A seguir, confira as seis principais conclusões do relatório do IPCC sobre mitigação das mudanças climáticas:
Globalmente, as emissões de GEE aumentaram ao longo da última década, atingindo 59 gigatoneladas de CO2 equivalente (GtCO2e) em 2019 – cerca de 12% a mais do que em 2010 e 54% a mais que em 1990. Porém, nas trajetórias modeladas no estudo, compatíveis com a meta de 1,5°C do Acordo de Paris (com ou sem excedente), as emissões de GEE precisam parar de crescer em 2025 e depois cair 43% até 2030 (em relação aos níveis de 2019).
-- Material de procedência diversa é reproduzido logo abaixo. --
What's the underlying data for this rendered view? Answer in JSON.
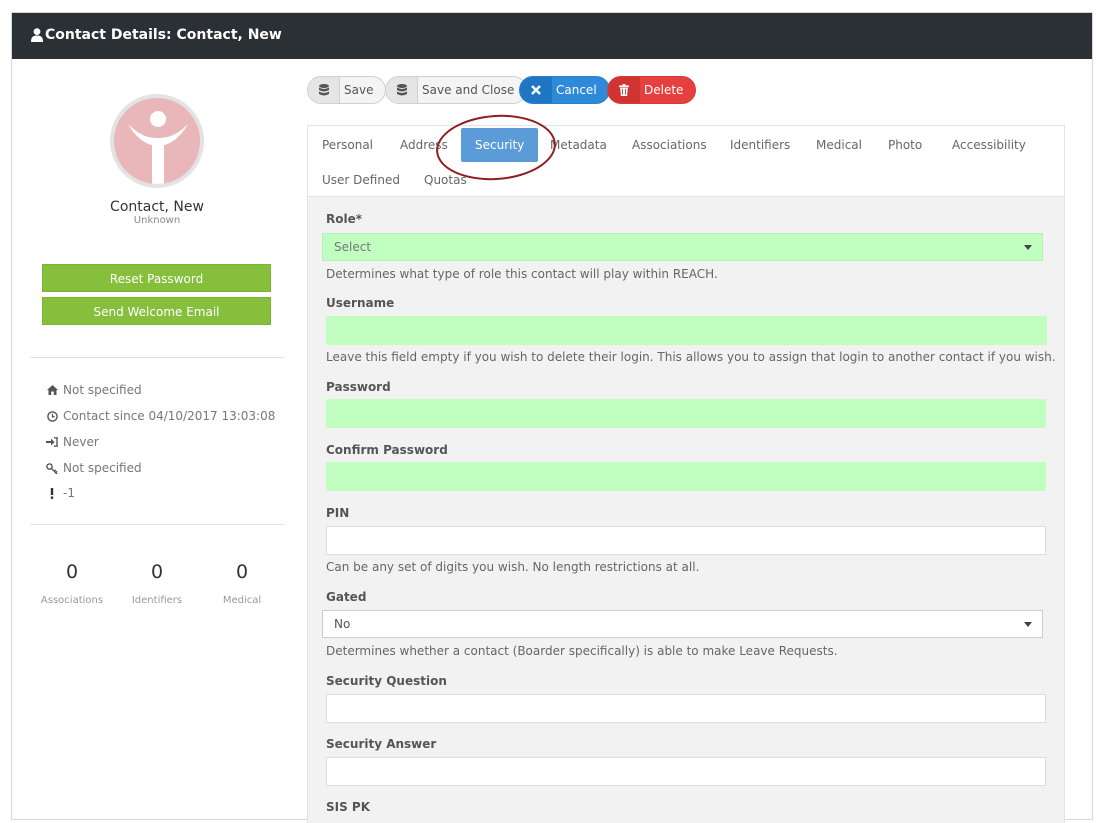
{
  "window": {
    "title": "Contact Details: Contact, New",
    "title_icon": "user-icon"
  },
  "profile": {
    "name": "Contact, New",
    "subtitle": "Unknown",
    "reset_password_label": "Reset Password",
    "send_welcome_label": "Send Welcome Email"
  },
  "info": [
    {
      "icon": "home-icon",
      "text": "Not specified"
    },
    {
      "icon": "clock-icon",
      "text": "Contact since 04/10/2017 13:03:08"
    },
    {
      "icon": "sign-in-icon",
      "text": "Never"
    },
    {
      "icon": "key-icon",
      "text": "Not specified"
    },
    {
      "icon": "exclamation-icon",
      "text": "-1"
    }
  ],
  "stats": [
    {
      "value": "0",
      "label": "Associations"
    },
    {
      "value": "0",
      "label": "Identifiers"
    },
    {
      "value": "0",
      "label": "Medical"
    }
  ],
  "toolbar": {
    "save_label": "Save",
    "save_close_label": "Save and Close",
    "cancel_label": "Cancel",
    "delete_label": "Delete"
  },
  "tabs": [
    {
      "label": "Personal"
    },
    {
      "label": "Address"
    },
    {
      "label": "Security",
      "active": true
    },
    {
      "label": "Metadata"
    },
    {
      "label": "Associations"
    },
    {
      "label": "Identifiers"
    },
    {
      "label": "Medical"
    },
    {
      "label": "Photo"
    },
    {
      "label": "Accessibility"
    },
    {
      "label": "User Defined"
    },
    {
      "label": "Quotas"
    }
  ],
  "form": {
    "role_label": "Role*",
    "role_value": "Select",
    "role_help": "Determines what type of role this contact will play within REACH.",
    "username_label": "Username",
    "username_help": "Leave this field empty if you wish to delete their login. This allows you to assign that login to another contact if you wish.",
    "password_label": "Password",
    "confirm_password_label": "Confirm Password",
    "pin_label": "PIN",
    "pin_help": "Can be any set of digits you wish. No length restrictions at all.",
    "gated_label": "Gated",
    "gated_value": "No",
    "gated_help": "Determines whether a contact (Boarder specifically) is able to make Leave Requests.",
    "security_question_label": "Security Question",
    "security_answer_label": "Security Answer",
    "sis_pk_label": "SIS PK"
  },
  "colors": {
    "titlebar": "#2b3034",
    "accent_green": "#86bf3c",
    "required_field": "#c0ffc0",
    "active_tab": "#5b9bd8",
    "cancel_blue": "#2e8ad8",
    "delete_red": "#e5403f",
    "annotation_ring": "#8f1d1d"
  }
}
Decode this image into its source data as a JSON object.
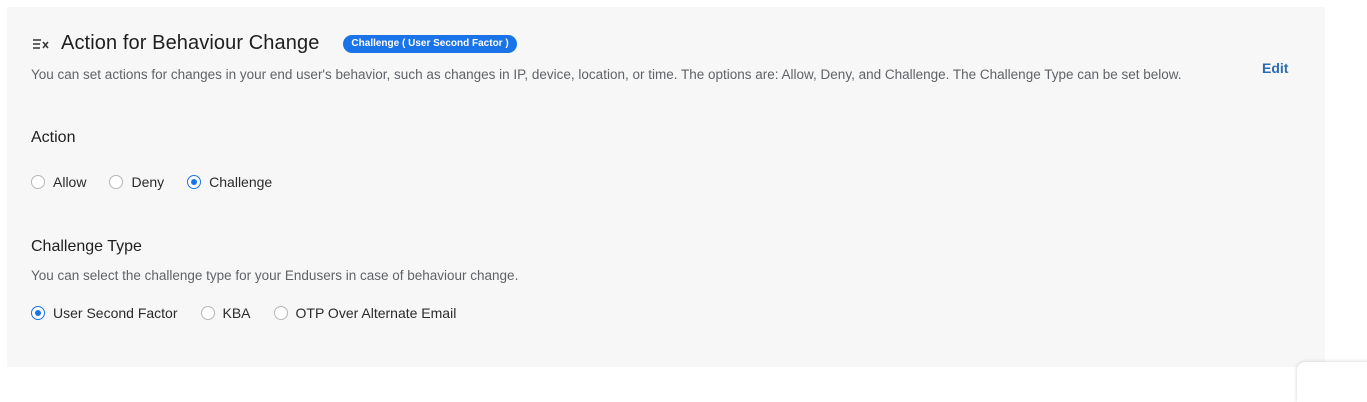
{
  "section": {
    "title": "Action for Behaviour Change",
    "badge": "Challenge ( User Second Factor )",
    "description": "You can set actions for changes in your end user's behavior, such as changes in IP, device, location, or time. The options are: Allow, Deny, and Challenge. The Challenge Type can be set below.",
    "edit_label": "Edit",
    "header_icon": "filter-x-icon"
  },
  "action": {
    "heading": "Action",
    "options": [
      {
        "label": "Allow",
        "selected": false
      },
      {
        "label": "Deny",
        "selected": false
      },
      {
        "label": "Challenge",
        "selected": true
      }
    ]
  },
  "challenge_type": {
    "heading": "Challenge Type",
    "description": "You can select the challenge type for your Endusers in case of behaviour change.",
    "options": [
      {
        "label": "User Second Factor",
        "selected": true
      },
      {
        "label": "KBA",
        "selected": false
      },
      {
        "label": "OTP Over Alternate Email",
        "selected": false
      }
    ]
  },
  "colors": {
    "accent": "#1a73e8",
    "card_background": "#f7f7f7",
    "edit_link": "#2b6cb0"
  }
}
Embora haja alguns sinais de avanço – a taxa anual de aumento das emissões de GEE caiu de uma média de 2,1% entre 2000 e 2009 para 1,3% entre 2010 e 2019 –, os esforços globais para mitigar as mudanças climáticas continuam longe do necessário. Até o momento, 24 países conseguiram reduzir as emissões por mais de uma década.
Mesmo que os países atinjam as metas de seus compromissos climáticos nacionais mais recentes (NDCs), a diferença entre as emissões globais de GEE e o nível necessário para o limite de 1,5°C seria de seria de 19 a 26 GtCO2e em 2030. Isso é mais do que as emissões de 2018 de Estados Unidos e China somadas. Embora alguns países tenham anunciado NDCs novas ou aprimoradas desde o último prazo do IPCC, as promessas atuais não são ambiciosas o suficiente para preencher essa lacuna.
O IPCC mostra que, nas trajetórias que limitam o aquecimento a 1,5°C (com ou sem excedente), apenas 510 Gt líquidas de CO2 ainda poderiam ser emitidas antes de chegarem ao zero líquido por volta da metade do século (2050-2055). No entanto, as projeções das emissões futuras de CO2 provenientes da infraestrutura baseada em combustíveis fósseis já existente ou já planejada indicam que as emissões chegarão a 850 Gt – 340 Gt acima do limite.
Uma combinação de diferentes estratégias pode ajudar a evitar essas emissões projetadas. Entre elas, desativar infraestruturas existentes, cancelar novos empreendimentos, adaptar as usinas de energia ainda alimentadas por combustíveis fósseis com tecnologias de captura e armazenamento de carbono e fazer a transição para combustíveis de baixo carbono.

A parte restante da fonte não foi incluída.